Le tribunal correctionnel de Mende a prononcé, ce jeudi, une peine de six ans de prison ferme à l’encontre de José Pereira Mendes, un ancien dentiste de 61 ans. Accusé d’avoir pratiqué des interventions médicalement injustifiées et mal exécutées, il a mutilé de nombreux patients tout en escroquant la sécurité sociale.
EN BREF
- José Pereira Mendes condamné à six ans de prison pour mutilations.
- Interdiction définitive d’exercer la dentisterie et d’entrer sur le territoire français.
- Des dizaines de victimes ont témoigné de ses pratiques abusives.
Lors de l’audience, le président du tribunal, Yves Gallego, a déclaré : « Monsieur José Pereira Mendes, vous êtes reconnu coupable de tous les faits qui vous étaient reprochés. » En plus de la peine de prison, le tribunal a également prononcé une interdiction définitive d’exercer le métier de dentiste, ainsi qu’une interdiction d’entrer sur le territoire français pour cet homme, de nationalité portugaise, qui a été immédiatement placé sous mandat de dépôt.
José Pereira Mendes a pratiqué son activité de dentiste libéral dans la région de Mende entre 2018 et début 2021. Pendant ce temps, il a été accusé de « violences suivies de mutilation ou infirmité permanente », d’escroquerie à l’égard d’un organisme de protection sociale, d’abus de confiance et de blanchiment. Le procureur Valéry Morron a requis une peine de sept ans de réclusion, affirmant que l’ex-dentiste avait utilisé ses compétences professionnelles pour tirer profit de ses patients.
Les témoignages lors du procès ont révélé des pratiques choquantes. De nombreux patients ont raconté avoir subi des extractions de dents saines sans justification médicale, suivies de la pose d’implants défectueux. Ces procédures ont entraîné des séquelles physiques et psychologiques durables pour les victimes.
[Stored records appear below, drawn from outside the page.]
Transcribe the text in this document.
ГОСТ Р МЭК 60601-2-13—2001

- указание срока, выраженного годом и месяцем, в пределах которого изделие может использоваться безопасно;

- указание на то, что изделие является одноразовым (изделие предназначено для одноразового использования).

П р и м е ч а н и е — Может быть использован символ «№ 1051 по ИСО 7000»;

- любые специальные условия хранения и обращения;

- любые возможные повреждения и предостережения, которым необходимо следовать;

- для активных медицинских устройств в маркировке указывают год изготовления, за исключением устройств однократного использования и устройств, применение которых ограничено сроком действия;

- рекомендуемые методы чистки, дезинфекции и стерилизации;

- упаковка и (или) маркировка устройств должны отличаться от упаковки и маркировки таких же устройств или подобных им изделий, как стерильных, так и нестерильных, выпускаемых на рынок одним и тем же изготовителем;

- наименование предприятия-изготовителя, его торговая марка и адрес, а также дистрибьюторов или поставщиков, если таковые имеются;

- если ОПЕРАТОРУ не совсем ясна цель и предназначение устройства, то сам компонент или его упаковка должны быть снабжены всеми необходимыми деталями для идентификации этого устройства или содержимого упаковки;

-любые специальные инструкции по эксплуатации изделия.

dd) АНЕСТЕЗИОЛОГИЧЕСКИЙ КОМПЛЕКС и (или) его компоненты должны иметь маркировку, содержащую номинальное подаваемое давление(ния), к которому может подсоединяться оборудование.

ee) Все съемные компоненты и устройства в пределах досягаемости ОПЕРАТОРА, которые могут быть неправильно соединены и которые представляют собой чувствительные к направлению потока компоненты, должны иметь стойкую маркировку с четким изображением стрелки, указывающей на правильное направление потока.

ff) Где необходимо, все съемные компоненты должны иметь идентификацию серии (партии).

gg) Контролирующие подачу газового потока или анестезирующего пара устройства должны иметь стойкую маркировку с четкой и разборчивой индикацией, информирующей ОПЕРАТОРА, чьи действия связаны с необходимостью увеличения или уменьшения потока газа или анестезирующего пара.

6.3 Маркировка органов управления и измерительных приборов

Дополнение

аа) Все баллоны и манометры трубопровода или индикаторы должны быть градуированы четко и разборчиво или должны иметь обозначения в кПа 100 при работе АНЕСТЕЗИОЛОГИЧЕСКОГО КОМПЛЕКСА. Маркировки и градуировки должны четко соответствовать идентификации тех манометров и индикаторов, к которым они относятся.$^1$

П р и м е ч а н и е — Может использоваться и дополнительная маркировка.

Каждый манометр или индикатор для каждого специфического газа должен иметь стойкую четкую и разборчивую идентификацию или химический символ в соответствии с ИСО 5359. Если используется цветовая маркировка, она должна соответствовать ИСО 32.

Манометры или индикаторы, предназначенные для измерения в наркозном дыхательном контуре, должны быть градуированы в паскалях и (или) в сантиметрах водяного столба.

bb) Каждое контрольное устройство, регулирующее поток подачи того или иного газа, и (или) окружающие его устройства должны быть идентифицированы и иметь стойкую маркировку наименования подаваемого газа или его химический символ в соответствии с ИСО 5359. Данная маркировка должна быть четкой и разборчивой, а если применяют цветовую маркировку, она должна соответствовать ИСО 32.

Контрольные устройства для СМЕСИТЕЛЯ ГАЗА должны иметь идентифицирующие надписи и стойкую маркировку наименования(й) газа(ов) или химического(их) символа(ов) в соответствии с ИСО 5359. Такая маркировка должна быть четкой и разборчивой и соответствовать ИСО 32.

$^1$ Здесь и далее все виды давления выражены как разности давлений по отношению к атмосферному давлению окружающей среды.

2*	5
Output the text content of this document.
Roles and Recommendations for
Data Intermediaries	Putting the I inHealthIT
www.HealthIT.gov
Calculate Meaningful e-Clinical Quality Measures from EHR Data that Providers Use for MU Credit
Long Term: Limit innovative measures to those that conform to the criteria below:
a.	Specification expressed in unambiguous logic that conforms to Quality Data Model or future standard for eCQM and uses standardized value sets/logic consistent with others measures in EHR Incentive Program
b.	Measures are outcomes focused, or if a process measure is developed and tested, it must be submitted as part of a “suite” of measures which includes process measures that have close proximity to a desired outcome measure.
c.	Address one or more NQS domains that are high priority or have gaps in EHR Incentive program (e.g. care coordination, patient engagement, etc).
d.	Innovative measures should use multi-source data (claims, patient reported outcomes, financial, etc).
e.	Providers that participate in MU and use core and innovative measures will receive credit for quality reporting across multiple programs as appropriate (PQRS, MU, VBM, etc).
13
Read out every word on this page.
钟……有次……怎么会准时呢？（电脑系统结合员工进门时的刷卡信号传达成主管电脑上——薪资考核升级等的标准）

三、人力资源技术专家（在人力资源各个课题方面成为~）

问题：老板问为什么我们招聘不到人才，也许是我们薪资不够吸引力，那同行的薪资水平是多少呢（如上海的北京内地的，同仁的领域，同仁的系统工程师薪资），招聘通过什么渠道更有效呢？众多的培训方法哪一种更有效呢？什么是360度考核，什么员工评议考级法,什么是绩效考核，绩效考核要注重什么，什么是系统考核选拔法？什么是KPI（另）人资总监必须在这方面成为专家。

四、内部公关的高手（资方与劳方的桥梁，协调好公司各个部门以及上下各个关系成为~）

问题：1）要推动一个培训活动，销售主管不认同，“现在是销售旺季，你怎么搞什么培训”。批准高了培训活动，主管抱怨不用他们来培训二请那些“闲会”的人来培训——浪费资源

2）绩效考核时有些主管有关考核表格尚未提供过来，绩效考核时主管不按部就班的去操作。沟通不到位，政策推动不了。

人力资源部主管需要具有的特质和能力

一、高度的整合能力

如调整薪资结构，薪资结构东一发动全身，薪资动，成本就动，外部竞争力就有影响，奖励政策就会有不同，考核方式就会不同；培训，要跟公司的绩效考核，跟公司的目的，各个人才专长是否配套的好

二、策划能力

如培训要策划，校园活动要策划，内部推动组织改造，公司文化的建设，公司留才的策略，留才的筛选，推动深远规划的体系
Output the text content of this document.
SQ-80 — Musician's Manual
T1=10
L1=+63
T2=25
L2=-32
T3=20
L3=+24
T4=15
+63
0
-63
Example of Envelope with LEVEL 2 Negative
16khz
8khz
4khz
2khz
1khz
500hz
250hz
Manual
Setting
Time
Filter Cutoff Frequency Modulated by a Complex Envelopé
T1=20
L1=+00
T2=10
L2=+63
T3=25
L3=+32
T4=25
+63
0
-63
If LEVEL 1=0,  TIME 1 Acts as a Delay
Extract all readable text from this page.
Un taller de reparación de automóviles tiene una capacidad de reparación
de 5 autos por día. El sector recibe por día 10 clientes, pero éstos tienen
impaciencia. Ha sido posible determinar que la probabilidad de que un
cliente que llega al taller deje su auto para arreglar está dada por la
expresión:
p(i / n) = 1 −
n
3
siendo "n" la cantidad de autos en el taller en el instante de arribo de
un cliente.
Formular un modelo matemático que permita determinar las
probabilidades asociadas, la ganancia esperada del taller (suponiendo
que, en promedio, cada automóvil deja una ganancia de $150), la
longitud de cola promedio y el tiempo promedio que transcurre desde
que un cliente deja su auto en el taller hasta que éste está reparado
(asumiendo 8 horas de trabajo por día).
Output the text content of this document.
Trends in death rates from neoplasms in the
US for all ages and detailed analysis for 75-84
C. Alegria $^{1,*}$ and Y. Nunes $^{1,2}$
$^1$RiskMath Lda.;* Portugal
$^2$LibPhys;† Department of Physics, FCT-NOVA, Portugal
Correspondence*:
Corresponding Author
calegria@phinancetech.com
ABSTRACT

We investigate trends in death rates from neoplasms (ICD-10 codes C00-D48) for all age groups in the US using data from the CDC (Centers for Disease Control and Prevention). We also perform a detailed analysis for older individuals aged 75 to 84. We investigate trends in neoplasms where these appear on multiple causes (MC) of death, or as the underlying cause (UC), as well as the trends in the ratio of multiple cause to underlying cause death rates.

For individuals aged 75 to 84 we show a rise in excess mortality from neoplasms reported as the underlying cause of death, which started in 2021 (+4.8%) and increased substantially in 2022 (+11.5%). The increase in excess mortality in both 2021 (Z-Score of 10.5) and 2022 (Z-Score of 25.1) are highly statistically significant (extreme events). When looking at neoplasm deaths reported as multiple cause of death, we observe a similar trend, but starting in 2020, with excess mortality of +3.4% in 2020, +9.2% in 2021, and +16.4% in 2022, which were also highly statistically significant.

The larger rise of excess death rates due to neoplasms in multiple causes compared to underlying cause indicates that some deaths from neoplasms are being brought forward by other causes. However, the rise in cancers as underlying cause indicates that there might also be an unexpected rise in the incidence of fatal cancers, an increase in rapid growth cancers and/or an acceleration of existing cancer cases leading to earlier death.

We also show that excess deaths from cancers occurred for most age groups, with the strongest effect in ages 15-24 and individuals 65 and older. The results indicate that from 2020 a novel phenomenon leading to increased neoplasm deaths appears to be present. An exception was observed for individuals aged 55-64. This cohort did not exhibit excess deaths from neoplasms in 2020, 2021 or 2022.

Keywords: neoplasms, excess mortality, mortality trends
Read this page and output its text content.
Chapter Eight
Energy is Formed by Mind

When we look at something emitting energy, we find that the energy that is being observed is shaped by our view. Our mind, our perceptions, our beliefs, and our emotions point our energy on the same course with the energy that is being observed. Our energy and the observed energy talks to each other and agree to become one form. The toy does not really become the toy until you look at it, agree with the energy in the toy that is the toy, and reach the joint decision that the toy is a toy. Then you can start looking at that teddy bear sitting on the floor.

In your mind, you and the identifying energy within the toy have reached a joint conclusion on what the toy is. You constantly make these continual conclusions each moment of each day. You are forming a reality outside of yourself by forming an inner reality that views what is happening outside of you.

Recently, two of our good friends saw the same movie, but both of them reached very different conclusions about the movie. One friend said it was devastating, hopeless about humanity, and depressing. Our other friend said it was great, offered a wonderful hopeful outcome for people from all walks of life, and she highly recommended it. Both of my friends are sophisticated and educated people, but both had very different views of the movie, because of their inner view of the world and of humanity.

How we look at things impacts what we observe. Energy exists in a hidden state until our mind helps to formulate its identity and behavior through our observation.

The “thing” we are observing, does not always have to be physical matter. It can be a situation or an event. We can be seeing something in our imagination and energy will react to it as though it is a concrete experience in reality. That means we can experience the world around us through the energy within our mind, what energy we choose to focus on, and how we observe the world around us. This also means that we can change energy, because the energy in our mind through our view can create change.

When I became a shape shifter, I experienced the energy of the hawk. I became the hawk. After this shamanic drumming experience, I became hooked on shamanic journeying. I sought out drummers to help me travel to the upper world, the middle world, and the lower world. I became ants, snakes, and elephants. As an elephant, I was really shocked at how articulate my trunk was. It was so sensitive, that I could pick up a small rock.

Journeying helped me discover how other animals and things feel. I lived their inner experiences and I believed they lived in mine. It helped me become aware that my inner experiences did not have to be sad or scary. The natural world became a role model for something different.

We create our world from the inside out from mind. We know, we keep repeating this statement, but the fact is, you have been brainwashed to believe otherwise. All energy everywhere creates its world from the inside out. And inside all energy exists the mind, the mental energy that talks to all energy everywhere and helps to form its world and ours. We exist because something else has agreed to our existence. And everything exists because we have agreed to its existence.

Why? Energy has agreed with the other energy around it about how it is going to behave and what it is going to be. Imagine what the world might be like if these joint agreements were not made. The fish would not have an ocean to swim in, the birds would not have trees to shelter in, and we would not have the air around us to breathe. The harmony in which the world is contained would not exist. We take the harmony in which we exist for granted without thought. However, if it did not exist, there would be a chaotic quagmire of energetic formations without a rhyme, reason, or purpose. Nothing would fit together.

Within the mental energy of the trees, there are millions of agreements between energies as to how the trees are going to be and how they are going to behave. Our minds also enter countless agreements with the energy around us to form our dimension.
Quarante-quatre patients ont été identifiés comme victimes dans le cadre de l’affaire, alors que la sécurité sociale a relevé 1 234 anomalies dans 131 dossiers, avec un préjudice estimé à plus de 330 000 euros.
Pour illustrer la gravité des actes de M. Pereira Mendes, plusieurs anciens patients se sont exprimés. Daniela, 34 ans, a partagé son désespoir face aux conséquences sur sa famille : « J’avais l’habitude de faire de la purée pour mes enfants, je ne pensais pas devoir le faire pour mon mari de 41 ans, qui mange comme un bébé de 12 mois. » Anabela, 47 ans, a déclaré : « Je suis morte depuis six ans. Je suis allé le voir pour un abcès, il m’a arraché toutes mes dents. » Ces récits poignants mettent en lumière la souffrance infligée par cet ex-dentiste.
Le procès a aussi été l’occasion pour l’avocate de l’Ordre des chirurgiens-dentistes de critiquer les actions de M. Pereira Mendes, soulignant qu’il a terni l’image de toute une profession. Elle a rappelé : « Il a tristement illustré pourquoi la moitié des Français ne consultent pas leur dentiste. »
En plus de la peine de prison, le tribunal a renvoyé la question des intérêts civils à une audience prévue le 7 décembre. Des provisions de plusieurs milliers d’euros ont été ordonnées pour aider les victimes à faire face aux conséquences de ces actes.
Cette affaire, qualifiée d' »hors norme » par le procureur, rappelle d’autres précédents, notamment celui des dentistes marseillais Lionel et Jean-Claude Guedj, condamnés à des peines d’emprisonnement pour avoir également mutilé des patients. Le procès de José Pereira Mendes souligne l’importance de la vigilance dans le domaine médical et la nécessité de protéger les patients contre les abus.